“Whither would you fly, Brother?” asked Temu.
“Up Nile,” whispered Khian, “to warn our brethren who are in great danger.”
“I felt it,” said Temu. Then he rose and packed the most of the food, of which, as has been said, there was much more than they could eat, into two of the baskets wherein it had been brought which were made of reeds and had handles that could be slipped on to the arm.
“It is time to go, Brother. Faith, have faith!” said Temu.
They rose and for a moment stood still to put up a prayer to the Spirit they worshipped for help and guidance, as was the custom of their Brotherhood before they entered on any undertaking.
“I will go first, Brother, carrying one of the lamps in my teeth—the second we must leave burning—and one basket on my arm. Do you follow with the other.”
Then he stepped to the door, pulled out the food-cloth from the grating, and having listened awhile, returned, and taking the smaller of the lamps, set its flat handle between his teeth. Next he crawled beneath the table, pushed upon the stone so that it tilted up and stood edge in air, climbed through the hole on to the stone ladder, and began to descend. Khian followed. As it chanced when he had taken some three steps down the ladder, the peaked hood of his cloak touched the stone, disturbing its balance. Instantly it swung to, releasing the spring or catch, so that now there was no hope of return, since this could not be opened from beneath. Even then the purpose of this trap came into Khian’s mind. When it was desired to destroy some unhappy captive, unknown to him the spring or bolt was set back. Then shortly, as the doomed one tramped that gloomy cave he would tread upon the swinging stone and vanish into the gulf beneath, for when this was purposed doubtless the heavy table stood elsewhere. Or if his secret end was desired very swiftly, jailers would hurl him down the pit. Khian shuddered as he thought of it, remembering that this fate might well have been his own. Down, down he climbed, the feeble little lamp which Temu carried in his teeth lighting his way. It seemed a long journey, for the pit was deep, but at length Temu called to him that he had reached its bottom. Presently he was at his side perched upon a white and moving pile that crackled beneath his feet. He looked down and by the lamplight perceived that they stood upon a pyramid of bones, the bones of the victims who in past days had fallen or been cast down the shaft. Moreover, some of them had fallen not so very long before, as his senses told him, which caused him to remember certain friends of his own who had incurred the wrath of Pharaoh and, as it was said, were vanished. Now he guessed to what land they had been banished.

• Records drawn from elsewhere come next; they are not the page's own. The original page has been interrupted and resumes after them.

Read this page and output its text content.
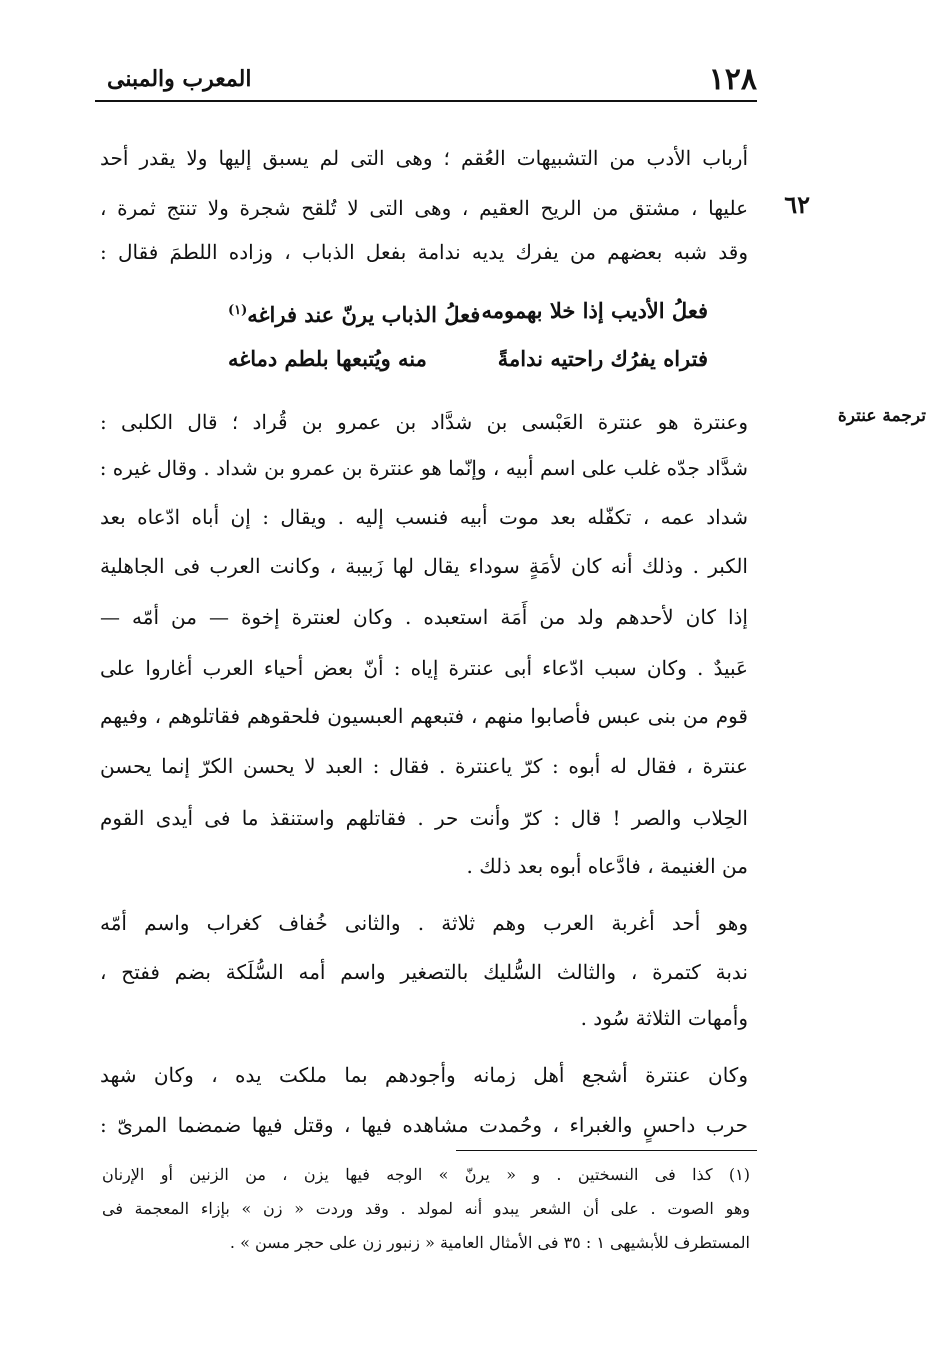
١٢٨
المعرب والمبنى
٦٢
ترجمة عنترة
أرباب الأدب من التشبيهات العُقم ؛ وهى التى لم يسبق إليها ولا يقدر أحد
عليها ، مشتق من الريح العقيم ، وهى التى لا تُلقح شجرة ولا تنتج ثمرة ،
وقد شبه بعضهم من يفرك يديه ندامة بفعل الذباب ، وزاده اللطمَ فقال :
وعنترة هو عنترة العَبْسى بن شدَّاد بن عمرو بن قُراد ؛ قال الكلبى :
شدَّاد جدّه غلب على اسم أبيه ، وإنّما هو عنترة بن عمرو بن شداد . وقال غيره :
شداد عمه ، تكفّله بعد موت أبيه فنسب إليه . ويقال : إن أباه ادّعاه بعد
الكبر . وذلك أنه كان لأمَةٍ سوداء يقال لها زَبيبة ، وكانت العرب فى الجاهلية
إذا كان لأحدهم ولد من أَمَة استعبده . وكان لعنترة إخوة — من أمّه —
عَبيدٌ . وكان سبب ادّعاء أبى عنترة إياه : أنّ بعض أحياء العرب أغاروا على
قوم من بنى عبس فأصابوا منهم ، فتبعهم العبسيون فلحقوهم فقاتلوهم ، وفيهم
عنترة ، فقال له أبوه : كرّ ياعنترة . فقال : العبد لا يحسن الكرّ إنما يحسن
الحِلاب والصر ! قال : كرّ وأنت حر . فقاتلهم واستنقذ ما فى أيدى القوم
من الغنيمة ، فادَّعاه أبوه بعد ذلك .
وهو أحد أغربة العرب وهم ثلاثة . والثانى خُفاف كغراب واسم أمّه
ندبة كتمرة ، والثالث السُّليك بالتصغير واسم أمه السُّلَكة بضم ففتح ،
وأمهات الثلاثة سُود .
وكان عنترة أشجع أهل زمانه وأجودهم بما ملكت يده ، وكان شهد
حرب داحسٍ والغبراء ، وحُمدت مشاهده فيها ، وقتل فيها ضمضما المرىّ :
فعلُ الأديب إذا خلا بهمومه
فعلُ الذباب يرنّ عند فراغه$^{(١)}$
فتراه يفرُك راحتيه ندامةً
منه ويُتبعها بلطم دماغه
(١) كذا فى النسختين . و « يرنّ » الوجه فيها يزن ، من الزنين أو الإرنان
وهو الصوت . على أن الشعر يبدو أنه لمولد . وقد وردت « زن » بإزاء المعجمة فى
المستطرف للأبشيهى ١ : ٣٥ فى الأمثال العامية « زنبور زن على حجر مسن » .
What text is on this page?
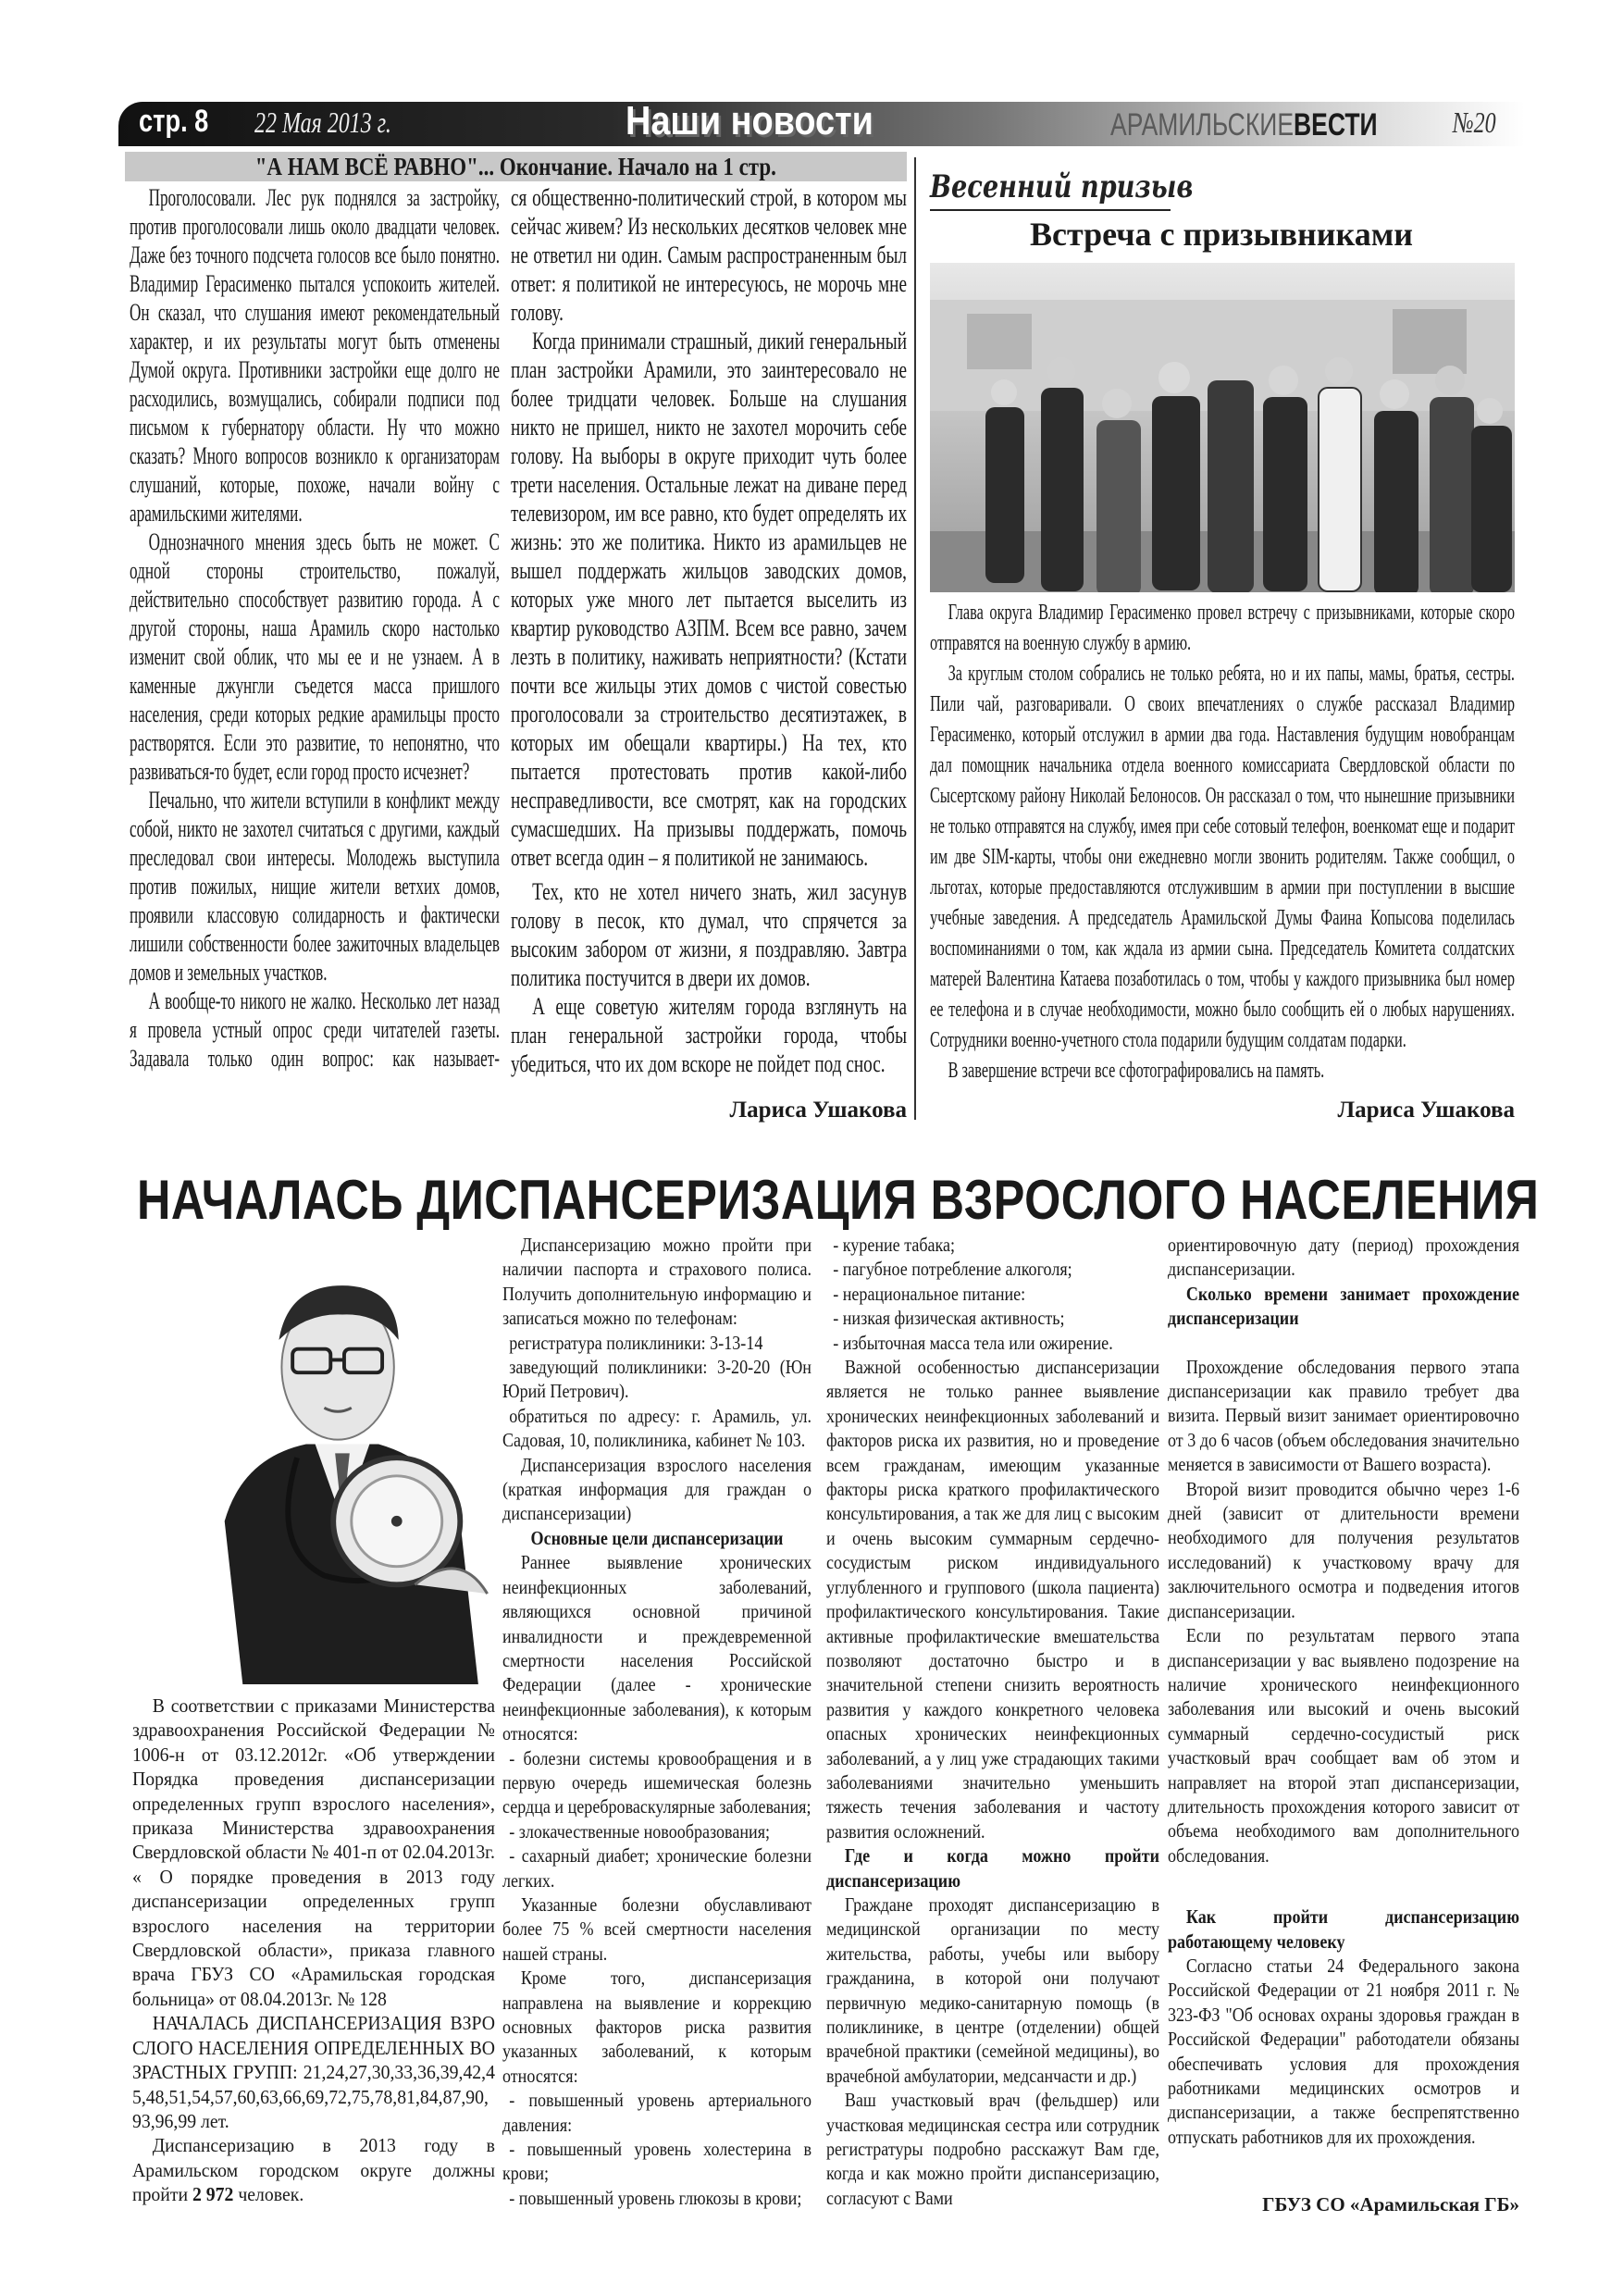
стр. 8 22 Мая 2013 г.	Наши новости	АРАМИЛЬСКИЕВЕСТИ	№20
"А НАМ ВСЁ РАВНО"... Окончание. Начало на 1 стр.

Проголосовали. Лес рук поднялся за застройку, против проголосовали лишь около двадцати человек. Даже без точного подсчета голосов все было понятно. Владимир Герасименко пытался успокоить жителей. Он сказал, что слушания имеют рекомендательный характер, и их результаты могут быть отменены Думой округа. Противники застройки еще долго не расходились, возмущались, собирали подписи под письмом к губернатору области. Ну что можно сказать? Много вопросов возникло к организаторам слушаний, которые, похоже, начали войну с арамильскими жителями.

Однозначного мнения здесь быть не может. С одной стороны строительство, пожалуй, действительно способствует развитию города. А с другой стороны, наша Арамиль скоро настолько изменит свой облик, что мы ее и не узнаем. А в каменные джунгли съедется масса пришлого населения, среди которых редкие арамильцы просто растворятся. Если это развитие, то непонятно, что развиваться-то будет, если город просто исчезнет?

Печально, что жители вступили в конфликт между собой, никто не захотел считаться с другими, каждый преследовал свои интересы. Молодежь выступила против пожилых, нищие жители ветхих домов, проявили классовую солидарность и фактически лишили собственности более зажиточных владельцев домов и земельных участков.

А вообще-то никого не жалко. Несколько лет назад я провела устный опрос среди читателей газеты. Задавала только один вопрос: как называет-

ся общественно-политический строй, в котором мы сейчас живем? Из нескольких десятков человек мне не ответил ни один. Самым распространенным был ответ: я политикой не интересуюсь, не морочь мне голову.

Когда принимали страшный, дикий генеральный план застройки Арамили, это заинтересовало не более тридцати человек. Больше на слушания никто не пришел, никто не захотел морочить себе голову. На выборы в округе приходит чуть более трети населения. Остальные лежат на диване перед телевизором, им все равно, кто будет определять их жизнь: это же политика. Никто из арамильцев не вышел поддержать жильцов заводских домов, которых уже много лет пытается выселить из квартир руководство АЗПМ. Всем все равно, зачем лезть в политику, наживать неприятности? (Кстати почти все жильцы этих домов с чистой совестью проголосовали за строительство десятиэтажек, в которых им обещали квартиры.) На тех, кто пытается протестовать против какой-либо несправедливости, все смотрят, как на городских сумасшедших. На призывы поддержать, помочь ответ всегда один – я политикой не занимаюсь.

Тех, кто не хотел ничего знать, жил засунув голову в песок, кто думал, что спрячется за высоким забором от жизни, я поздравляю. Завтра политика постучится в двери их домов.

А еще советую жителям города взглянуть на план генеральной застройки города, чтобы убедиться, что их дом вскоре не пойдет под снос.

Лариса Ушакова
Весенний призыв
Встреча с призывниками

Глава округа Владимир Герасименко провел встречу с призывниками, которые скоро отправятся на военную службу в армию.

За круглым столом собрались не только ребята, но и их папы, мамы, братья, сестры. Пили чай, разговаривали. О своих впечатлениях о службе рассказал Владимир Герасименко, который отслужил в армии два года. Наставления будущим новобранцам дал помощник начальника отдела военного комиссариата Свердловской области по Сысертскому району Николай Белоносов. Он рассказал о том, что нынешние призывники не только отправятся на службу, имея при себе сотовый телефон, военкомат еще и подарит им две SIM-карты, чтобы они ежедневно могли звонить родителям. Также сообщил, о льготах, которые предоставляются отслужившим в армии при поступлении в высшие учебные заведения. А председатель Арамильской Думы Фаина Копысова поделилась воспоминаниями о том, как ждала из армии сына. Председатель Комитета солдатских матерей Валентина Катаева позаботилась о том, чтобы у каждого призывника был номер ее телефона и в случае необходимости, можно было сообщить ей о любых нарушениях. Сотрудники военно-учетного стола подарили будущим солдатам подарки.

В завершение встречи все сфотографировались на память.

Лариса Ушакова
НАЧАЛАСЬ ДИСПАНСЕРИЗАЦИЯ ВЗРОСЛОГО НАСЕЛЕНИЯ

В соответствии с приказами Министерства здравоохранения Российской Федерации № 1006-н от 03.12.2012г. «Об утверждении Порядка проведения диспансеризации определенных групп взрослого населения», приказа Министерства здравоохранения Свердловской области № 401-п от 02.04.2013г. « О порядке проведения в 2013 году диспансеризации определенных групп взрослого населения на территории Свердловской области», приказа главного врача ГБУЗ СО «Арамильская городская больница» от 08.04.2013г. № 128

НАЧАЛАСЬ ДИСПАНСЕРИЗАЦИЯ ВЗРОСЛОГО НАСЕЛЕНИЯ ОПРЕДЕЛЕННЫХ ВОЗРАСТНЫХ ГРУПП: 21,24,27,30,33,36,39,42,45,48,51,54,57,60,63,66,69,72,75,78,81,84,87,90,93,96,99 лет.

Диспансеризацию в 2013 году в Арамильском городском округе должны пройти 2 972 человек.

Диспансеризацию можно пройти при наличии паспорта и страхового полиса. Получить дополнительную информацию и записаться можно по телефонам:

регистратура поликлиники: 3-13-14

заведующий поликлиники: 3-20-20 (Юн Юрий Петрович).

обратиться по адресу: г. Арамиль, ул. Садовая, 10, поликлиника, кабинет № 103.

Диспансеризация взрослого населения (краткая информация для граждан о диспансеризации)

Основные цели диспансеризации

Раннее выявление хронических неинфекционных заболеваний, являющихся основной причиной инвалидности и преждевременной смертности населения Российской Федерации (далее - хронические неинфекционные заболевания), к которым относятся:

- болезни системы кровообращения и в первую очередь ишемическая болезнь сердца и цереброваскулярные заболевания;

- злокачественные новообразования;

- сахарный диабет; хронические болезни легких.

Указанные болезни обуславливают более 75 % всей смертности населения нашей страны.

Кроме того, диспансеризация направлена на выявление и коррекцию основных факторов риска развития указанных заболеваний, к которым относятся:

- повышенный уровень артериального давления:

- повышенный уровень холестерина в крови;

- повышенный уровень глюкозы в крови;

- курение табака;

- пагубное потребление алкоголя;

- нерациональное питание:

- низкая физическая активность;

- избыточная масса тела или ожирение.

Важной особенностью диспансеризации является не только раннее выявление хронических неинфекционных заболеваний и факторов риска их развития, но и проведение всем гражданам, имеющим указанные факторы риска краткого профилактического консультирования, а так же для лиц с высоким и очень высоким суммарным сердечно-сосудистым риском индивидуального углубленного и группового (школа пациента) профилактического консультирования. Такие активные профилактические вмешательства позволяют достаточно быстро и в значительной степени снизить вероятность развития у каждого конкретного человека опасных хронических неинфекционных заболеваний, а у лиц уже страдающих такими заболеваниями значительно уменьшить тяжесть течения заболевания и частоту развития осложнений.

Где и когда можно пройти диспансеризацию

Граждане проходят диспансеризацию в медицинской организации по месту жительства, работы, учебы или выбору гражданина, в которой они получают первичную медико-санитарную помощь (в поликлинике, в центре (отделении) общей врачебной практики (семейной медицины), во врачебной амбулатории, медсанчасти и др.)

Ваш участковый врач (фельдшер) или участковая медицинская сестра или сотрудник регистратуры подробно расскажут Вам где, когда и как можно пройти диспансеризацию, согласуют с Вами

ориентировочную дату (период) прохождения диспансеризации.

Сколько времени занимает прохождение диспансеризации

Прохождение обследования первого этапа диспансеризации как правило требует два визита. Первый визит занимает ориентировочно от 3 до 6 часов (объем обследования значительно меняется в зависимости от Вашего возраста).

Второй визит проводится обычно через 1-6 дней (зависит от длительности времени необходимого для получения результатов исследований) к участковому врачу для заключительного осмотра и подведения итогов диспансеризации.

Если по результатам первого этапа диспансеризации у вас выявлено подозрение на наличие хронического неинфекционного заболевания или высокий и очень высокий суммарный сердечно-сосудистый риск участковый врач сообщает вам об этом и направляет на второй этап диспансеризации, длительность прохождения которого зависит от объема необходимого вам дополнительного обследования.

Как пройти диспансеризацию работающему человеку

Согласно статьи 24 Федерального закона Российской Федерации от 21 ноября 2011 г. № 323-ФЗ "Об основах охраны здоровья граждан в Российской Федерации" работодатели обязаны обеспечивать условия для прохождения работниками медицинских осмотров и диспансеризации, а также беспрепятственно отпускать работников для их прохождения.

ГБУЗ СО «Арамильская ГБ»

“Lead on, Temu,” he said. “I choke and grow faint.”
Temu obeyed, turning to the right as he had been told that he must do, and holding the lamp near the ground lest there should be pitfalls in the path, which ran down a tunnel so low and narrow that they must walk it doubled up with their shoulders brushing against its walls. For forty or fifty paces they followed this winding burrow, till at length Temu whispered that he saw light ahead, whereon Khian answered that it would be well to extinguish the lamp lest it should betray them. This was done, and creeping forward cautiously for another ten or twelve paces, they came at last to an opening in the great embankment wall built of granite blocks, upon which the palace stood, so small an opening that few would notice it in the roughness of the blocks, and, twice the height of a man beneath them, saw the waters of the Nile gleaming blackly in the starlight.
They thrust their heads out of the hole and looked down, also to right and left.